If a person is in the position of asking if they should “respectfully leave”, they are already feeling like they have no place because their doubts or their struggles are causing them to despair. They are about to commit spiritual suicide. Now if a person was about to commit physical suicide, you wouldn’t just say “you have already done it in your heart, so jump and don’t come back until you can fly” (exaggerated analogy, I know, but bear with me here, please) No, you would approach gently and counsel them calmly and talk them off that ledge! Same thing here.
Struggling with private dissent may or may not be mortal sin. But skipping Mass certainly is! Even if she wasn’t experiencing spiritual death before missing Mass, deciding not to go any longer because she can’t bring herself to believe right now will lead her directly to spiritual death.
And anyone who counsels another into committing mortal sin may be culpable for that. That is why we must never tell someone to leave the Church. We are partially responsible if they take our bad advice and walk away. Jesus wants us to help Him to find his lost little lambs and carry them home, not shut the gates and stand calmly on the other side while they suffer.

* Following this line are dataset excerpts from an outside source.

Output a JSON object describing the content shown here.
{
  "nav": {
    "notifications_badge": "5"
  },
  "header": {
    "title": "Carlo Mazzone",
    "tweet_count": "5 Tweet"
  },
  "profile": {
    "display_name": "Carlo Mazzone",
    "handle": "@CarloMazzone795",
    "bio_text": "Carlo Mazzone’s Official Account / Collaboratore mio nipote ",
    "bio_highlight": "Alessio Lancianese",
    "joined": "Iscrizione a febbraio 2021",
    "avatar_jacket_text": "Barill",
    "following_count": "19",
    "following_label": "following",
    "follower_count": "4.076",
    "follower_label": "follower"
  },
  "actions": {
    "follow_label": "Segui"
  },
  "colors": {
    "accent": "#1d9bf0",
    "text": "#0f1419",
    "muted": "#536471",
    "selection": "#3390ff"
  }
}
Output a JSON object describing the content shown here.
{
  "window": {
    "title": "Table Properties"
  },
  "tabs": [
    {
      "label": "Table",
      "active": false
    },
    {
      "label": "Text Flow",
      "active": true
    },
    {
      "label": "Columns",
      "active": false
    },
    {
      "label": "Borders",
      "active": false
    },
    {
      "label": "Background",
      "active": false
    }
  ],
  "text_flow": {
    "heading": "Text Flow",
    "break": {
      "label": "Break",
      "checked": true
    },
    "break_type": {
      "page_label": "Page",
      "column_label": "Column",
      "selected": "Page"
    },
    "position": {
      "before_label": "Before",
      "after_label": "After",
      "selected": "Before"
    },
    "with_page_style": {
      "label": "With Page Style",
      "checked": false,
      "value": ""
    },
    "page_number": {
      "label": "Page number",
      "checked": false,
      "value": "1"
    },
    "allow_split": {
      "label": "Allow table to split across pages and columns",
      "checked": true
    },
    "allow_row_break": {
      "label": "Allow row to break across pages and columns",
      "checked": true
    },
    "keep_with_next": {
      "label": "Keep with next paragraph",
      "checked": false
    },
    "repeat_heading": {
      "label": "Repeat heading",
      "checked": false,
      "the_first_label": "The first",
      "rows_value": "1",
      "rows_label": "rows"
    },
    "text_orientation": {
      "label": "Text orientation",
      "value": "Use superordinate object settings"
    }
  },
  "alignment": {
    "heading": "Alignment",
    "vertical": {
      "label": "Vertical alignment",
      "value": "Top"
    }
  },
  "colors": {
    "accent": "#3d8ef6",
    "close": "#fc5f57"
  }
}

Only one’s bishop has the ability to do a formal excommunication. They don’t do so for reasons of personal private struggles with moral teachings. There are also sins that incur an automatic excommunication. Abortion is one, but as far as I know, sterilization and private dissent do not. Furthermore, someone who has incurred automatic excommunication is not prohibited from attending Mass, but from receiving the Eucharist. So, we have to be really careful to properly represent excommunication and with how we speak about leaving the Church. It is not our place to close the gates.